The popularity of analytics in the corporate world is huge – worldwide revenues for big data and business analytics software are projected to reach $260 billion by 2022, according to IDC. Although widely adopted in business, analytics is still in its infancy in higher education. That is about to change. Ovum predicts that between 40% and 60% of all institutions are planning or trialing new capabilities in 2019.
One institution that is using analytics is Crown College in St. Bonifacius, MN. As part of a five-year persistence and completion project, Crown College performed an extensive data discovery effort with Dr. Gesele Durham, HLC Persistence and Completion Academy mentor and Jenzabar using Jenzabar Retention, a state-of-the-art student success and retention system.
Jenzabar Retention aggregates each student’s information from disparate academic and administrative systems across your campus to create comprehensive student profiles. The result is a 360-degree view of each student—from academic performance and extracurricular engagement to financial aid and demographic information—providing deep insights into potential risk factors and probabilities of success.
Using the predictive modeling functionality customized to reflect the unique characteristics of Crown College’s student population, Crown College was to intervene at the right time and in the right way to prevent at-risk students from leaving school—whether due to academic, social, or emotional challenges.
Predictive analytics look at the future and determines what will likely happen. It looks at the information derived from descriptive and diagnostic analytics and predicts trend and forecasts. For example, you may find a particular combination of student entry characteristics, scholarship packages, and course of study result in an increased chance of departure. This model helps institutions identify students at risk of departure so they can undertake additional efforts to retain those students.

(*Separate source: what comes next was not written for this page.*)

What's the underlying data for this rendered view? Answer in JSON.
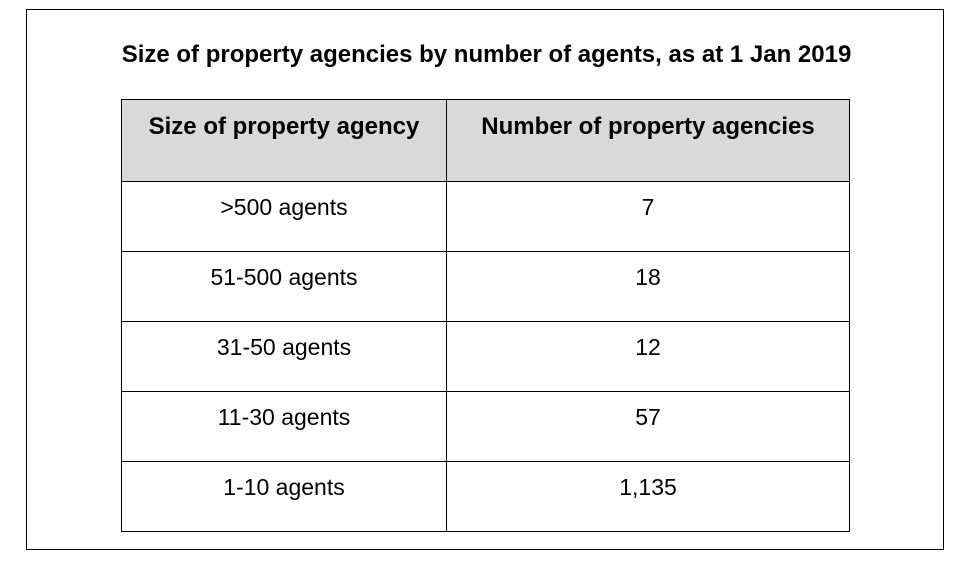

Critical to Crown College’s initiative was to use six years of data from first-time, full-time degree-seeking students who entered the college in fall semesters of 2009–2014. It mined this data and identified nine factors that contributed toward making a student at-risk at the school, and it used this information to create a logistic regression model to predict the retention outcome of a particular student population. It ran this model in the fall of 2015 for the first time against its incoming full-time freshmen in its School of Arts and Sciences (SAS), and continued to use the model for the next six semesters.
In spring 2015, the school retained 90% of all eligible students, and 84 percent of the freshmen who were eligible to return. Spring 2019 saw it retain 94% of all eligible students, and 89% of the freshmen who were eligible to return.